The string of acquisitions really took off in late August when 3M announced plans to buy biometric identification solutions provider Cogent, Inc., in a deal valued at $943 million. That takeover, structured as a tender offer, received some backlash from shareholders who filed a suit asking that the sale be blocked-a request that the Delaware Chancery Court denied in October.

By late October, 3M was unable to acquire the necessary amount of Cogent's outstanding shares through its tender offer, forcing it to use a Cogent shareholders vote to obtain the remaining shares.

On December 1, the company finally completed the Cogent acquisition, making Cogent a wholly-owned subsidiary of 3M.

The day after its initial August announcement about Cogent, 3M said that it agreed to pay $230 million in cash to acquire Israel-based Attenti Holdings, S.A., which supplies remote people-monitoring technologies. 3M said at the time that the acquisition will position it as a leader in the electronic offender-monitoring market and will add GPS and active radio-frequency technology to its portfolio.

The shopping streak kept heating up as 3M announced one week later plans to buy Arizant, Inc., an Eden Prairie-based manufacturer, for $810 million. Arizant manufactures products designed to warm patients in surgical settings in order to prevent hypothermia.

October brought a stream of additional acquisitions, starting with Taiwan-based tape company Alpha Beta Enterprise Company, Ltd.. The financial terms of that deal were not disclosed.

Within a few days, 3M was touting another significant expenditure-this time investing through its New Ventures business an undisclosed sum in New York-based Perceptive Pixel, Inc., a developer of advanced multi-touch solutions.

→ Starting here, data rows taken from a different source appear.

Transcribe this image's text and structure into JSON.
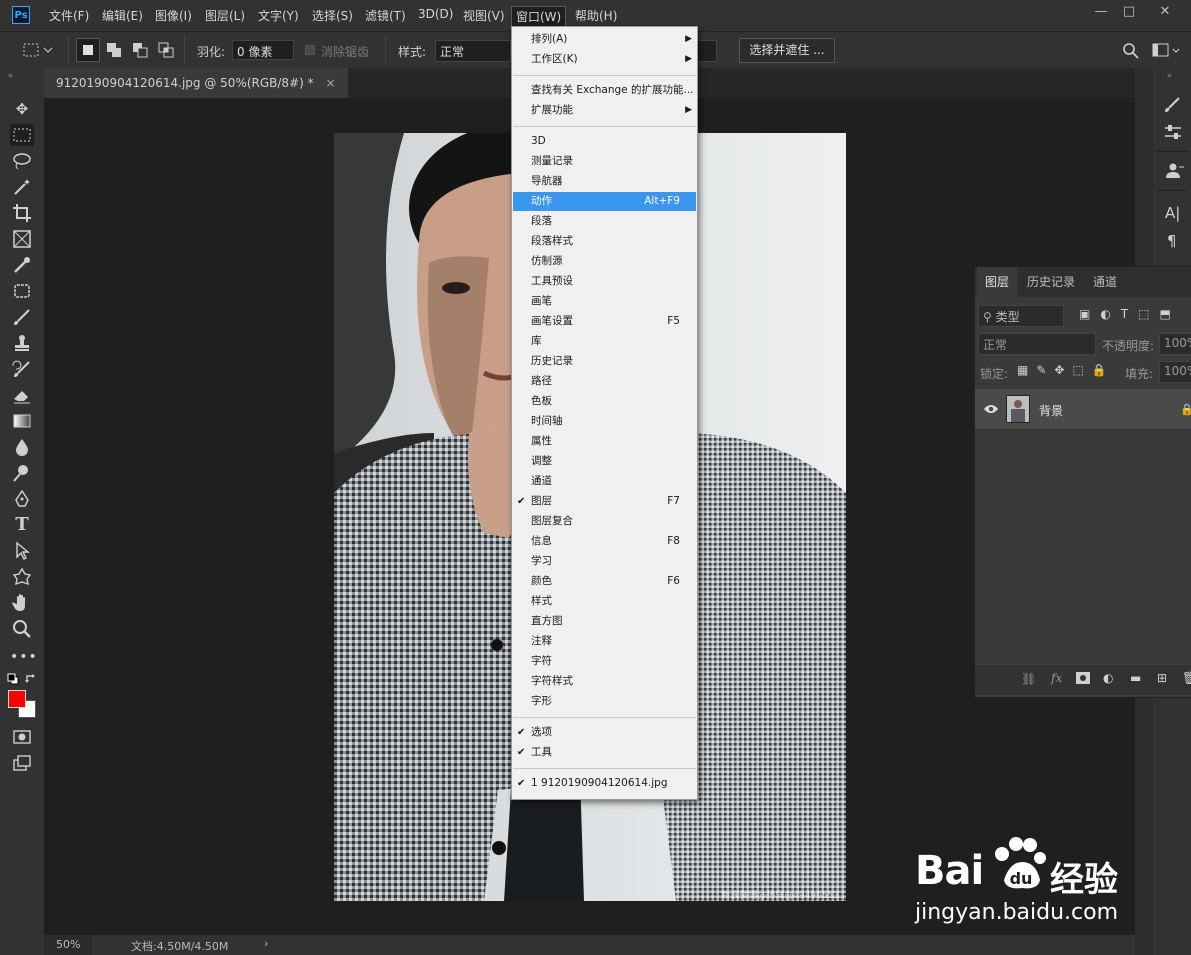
{
  "app": {
    "logo_text": "Ps"
  },
  "menubar": {
    "items": [
      "文件(F)",
      "编辑(E)",
      "图像(I)",
      "图层(L)",
      "文字(Y)",
      "选择(S)",
      "滤镜(T)",
      "3D(D)",
      "视图(V)",
      "窗口(W)",
      "帮助(H)"
    ],
    "active": "窗口(W)",
    "window_controls": [
      "—",
      "□",
      "✕"
    ]
  },
  "options": {
    "feather_label": "羽化:",
    "feather_value": "0 像素",
    "antialias_label": "消除锯齿",
    "style_label": "样式:",
    "style_value": "正常",
    "select_mask_button": "选择并遮住 ..."
  },
  "document": {
    "tab_title": "9120190904120614.jpg @ 50%(RGB/8#) *",
    "close_glyph": "×"
  },
  "statusbar": {
    "zoom": "50%",
    "doc_info": "文档:4.50M/4.50M",
    "arrow": "›"
  },
  "window_menu": {
    "items": [
      {
        "label": "排列(A)",
        "submenu": true
      },
      {
        "label": "工作区(K)",
        "submenu": true
      },
      {
        "label": "查找有关 Exchange 的扩展功能..."
      },
      {
        "label": "扩展功能",
        "submenu": true
      },
      {
        "label": "3D"
      },
      {
        "label": "测量记录"
      },
      {
        "label": "导航器"
      },
      {
        "label": "动作",
        "shortcut": "Alt+F9",
        "highlighted": true
      },
      {
        "label": "段落"
      },
      {
        "label": "段落样式"
      },
      {
        "label": "仿制源"
      },
      {
        "label": "工具预设"
      },
      {
        "label": "画笔"
      },
      {
        "label": "画笔设置",
        "shortcut": "F5"
      },
      {
        "label": "库"
      },
      {
        "label": "历史记录"
      },
      {
        "label": "路径"
      },
      {
        "label": "色板"
      },
      {
        "label": "时间轴"
      },
      {
        "label": "属性"
      },
      {
        "label": "调整"
      },
      {
        "label": "通道"
      },
      {
        "label": "图层",
        "shortcut": "F7",
        "checked": true
      },
      {
        "label": "图层复合"
      },
      {
        "label": "信息",
        "shortcut": "F8"
      },
      {
        "label": "学习"
      },
      {
        "label": "颜色",
        "shortcut": "F6"
      },
      {
        "label": "样式"
      },
      {
        "label": "直方图"
      },
      {
        "label": "注释"
      },
      {
        "label": "字符"
      },
      {
        "label": "字符样式"
      },
      {
        "label": "字形"
      },
      {
        "label": "选项",
        "checked": true
      },
      {
        "label": "工具",
        "checked": true
      },
      {
        "label": "1 9120190904120614.jpg",
        "checked": true
      }
    ],
    "check_glyph": "✔",
    "arrow_glyph": "▶"
  },
  "layers_panel": {
    "tabs": [
      "图层",
      "历史记录",
      "通道"
    ],
    "filter_label": "类型",
    "blend_mode": "正常",
    "opacity_label": "不透明度:",
    "opacity_value": "100%",
    "lock_label": "锁定:",
    "fill_label": "填充:",
    "fill_value": "100%",
    "layer_name": "背景"
  },
  "rightcol": {
    "text_icon": "A|",
    "para_icon": "¶"
  },
  "watermark": {
    "brand": "Bai",
    "brand_suffix": "经验",
    "url": "jingyan.baidu.com",
    "corner_text": "新浪微博@杨洋@49496553"
  },
  "colors": {
    "foreground": "#ff0000",
    "background": "#ffffff",
    "highlight": "#3a96ee"
  }
}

Still in October, 3M's venture-capital arm also invested an unspecified amount in Germany-based printed electronics firm Printechnologics.

Following a brief lull, 3M was back at the buying table. In early December, the company shared plans to acquire Winterthur, a Swiss supplier of precision grinding technology, for about $448 million.

In all, 3M closed 11 deals in 2010, and two remaining transactions-for the purchase of Alpha Beta and Winterthur-are expected to close in the first quarter of 2011.

At the company's 2011 outlook meeting, which was held on December 7, Senior Vice President and Chief Financial Officer Pat Campbell's presentation included a breakdown of the company's capital allocation for the coming year. The company expects to spend between about $2 billion and $3 billion on mergers and acquisitions activity in 2011-and that figure includes the deals expected to close in the first quarter.